MLOps using AWS Sagemaker Session Slides - Session 3 - DataWrangler and Feature Store
Meetup Link
https://www.meetup.com/dataopslabs/events/290943425/
Summary
The presentation will delve into the dynamic capabilities of Amazon SageMaker Data Wrangler and Feature Store, offering a comprehensive understanding of their functionalities and seamless integration into the machine learning pipeline. Through a live demonstration, attendees will witness the Data Wrangler's ability to transform and publish data to the Feature Store for ML Pipelines, utilizing various sources such as S3, Athena, Redshift, EMR, Snowflake, Databricks, Salesforce, and Appflow for over 40 data sources. Key points include creating a data flow for ML data preparation, leveraging standard transforms for dataset cleaning and transformation, and exporting data preparation workflows to various destinations, including S3, Sagemaker Model Pipeline, Feature Store, Python script/Notebook.
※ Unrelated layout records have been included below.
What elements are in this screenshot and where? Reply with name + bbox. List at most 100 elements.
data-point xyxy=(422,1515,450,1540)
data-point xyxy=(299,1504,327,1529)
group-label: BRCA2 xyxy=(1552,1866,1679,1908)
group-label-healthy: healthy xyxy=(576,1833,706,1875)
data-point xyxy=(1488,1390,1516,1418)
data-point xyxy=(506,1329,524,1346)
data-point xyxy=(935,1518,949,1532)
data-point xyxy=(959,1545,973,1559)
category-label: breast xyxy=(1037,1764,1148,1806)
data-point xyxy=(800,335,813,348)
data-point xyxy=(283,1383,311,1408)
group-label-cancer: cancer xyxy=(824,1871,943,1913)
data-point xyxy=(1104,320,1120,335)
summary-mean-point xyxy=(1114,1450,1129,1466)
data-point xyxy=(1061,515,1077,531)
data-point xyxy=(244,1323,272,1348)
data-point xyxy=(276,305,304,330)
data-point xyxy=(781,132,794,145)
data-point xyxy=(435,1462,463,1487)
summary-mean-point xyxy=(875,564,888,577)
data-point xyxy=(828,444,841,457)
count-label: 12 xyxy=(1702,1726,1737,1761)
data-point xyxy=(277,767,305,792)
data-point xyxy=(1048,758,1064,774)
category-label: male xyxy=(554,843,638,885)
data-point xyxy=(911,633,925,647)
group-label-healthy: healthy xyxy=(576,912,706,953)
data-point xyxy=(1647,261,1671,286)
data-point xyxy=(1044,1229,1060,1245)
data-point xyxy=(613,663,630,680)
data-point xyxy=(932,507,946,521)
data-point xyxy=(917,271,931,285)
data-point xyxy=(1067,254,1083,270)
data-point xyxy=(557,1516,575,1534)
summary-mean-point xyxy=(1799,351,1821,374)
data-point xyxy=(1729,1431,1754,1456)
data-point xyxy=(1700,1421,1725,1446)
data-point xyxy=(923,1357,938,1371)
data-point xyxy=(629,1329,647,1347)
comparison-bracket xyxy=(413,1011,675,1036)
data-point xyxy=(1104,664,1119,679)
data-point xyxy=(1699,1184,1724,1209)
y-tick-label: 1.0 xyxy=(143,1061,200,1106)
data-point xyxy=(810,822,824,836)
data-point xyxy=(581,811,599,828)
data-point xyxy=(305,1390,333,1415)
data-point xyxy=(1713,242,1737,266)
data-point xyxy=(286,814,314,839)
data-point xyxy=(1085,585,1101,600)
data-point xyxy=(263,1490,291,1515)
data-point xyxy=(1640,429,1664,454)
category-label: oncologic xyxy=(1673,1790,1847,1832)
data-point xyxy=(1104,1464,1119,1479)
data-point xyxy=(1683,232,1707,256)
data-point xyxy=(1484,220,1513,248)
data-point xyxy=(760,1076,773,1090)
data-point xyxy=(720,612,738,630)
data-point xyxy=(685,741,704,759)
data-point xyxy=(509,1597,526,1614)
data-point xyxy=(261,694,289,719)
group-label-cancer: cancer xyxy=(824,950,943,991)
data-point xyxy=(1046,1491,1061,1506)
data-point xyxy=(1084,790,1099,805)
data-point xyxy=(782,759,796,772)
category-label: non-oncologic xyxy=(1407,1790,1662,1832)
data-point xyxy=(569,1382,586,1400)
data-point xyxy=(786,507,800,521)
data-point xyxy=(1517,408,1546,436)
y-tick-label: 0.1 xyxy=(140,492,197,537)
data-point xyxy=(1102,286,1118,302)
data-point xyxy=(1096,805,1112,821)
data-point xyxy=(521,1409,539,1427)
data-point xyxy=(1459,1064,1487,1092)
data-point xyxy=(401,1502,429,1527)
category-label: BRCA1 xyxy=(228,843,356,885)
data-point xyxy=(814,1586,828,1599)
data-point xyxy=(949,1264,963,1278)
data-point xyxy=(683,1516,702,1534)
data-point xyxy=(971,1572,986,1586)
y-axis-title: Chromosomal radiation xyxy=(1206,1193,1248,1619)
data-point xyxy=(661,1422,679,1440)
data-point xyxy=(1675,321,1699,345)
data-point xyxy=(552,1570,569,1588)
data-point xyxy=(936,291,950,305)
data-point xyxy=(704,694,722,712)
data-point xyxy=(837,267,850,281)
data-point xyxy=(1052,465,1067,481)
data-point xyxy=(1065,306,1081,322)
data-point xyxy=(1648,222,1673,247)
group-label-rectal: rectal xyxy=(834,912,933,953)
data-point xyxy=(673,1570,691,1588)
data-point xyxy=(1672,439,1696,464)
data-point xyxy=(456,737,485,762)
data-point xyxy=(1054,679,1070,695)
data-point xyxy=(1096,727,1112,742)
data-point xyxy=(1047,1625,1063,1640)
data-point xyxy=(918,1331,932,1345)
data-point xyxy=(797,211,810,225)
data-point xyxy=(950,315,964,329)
The AWS Glue Data Catalog integration ensures storage consistency, allowing users to query features using SQL tools like Amazon Athena and facilitating easy discovery and reuse of existing features. The Feature Store supports both offline and online storage, maintaining synchronization crucial for model accuracy. Additional features such as lineage tracking and point-in-time recovery enhance confidence in feature reuse and support specific requirements like training models with past feature values. The SageMaker Feature Store emerges as a versatile tool in the MLOps lifecycle, managing datasets and feature pipelines efficiently to streamline data science tasks and eliminate redundant feature creation efforts.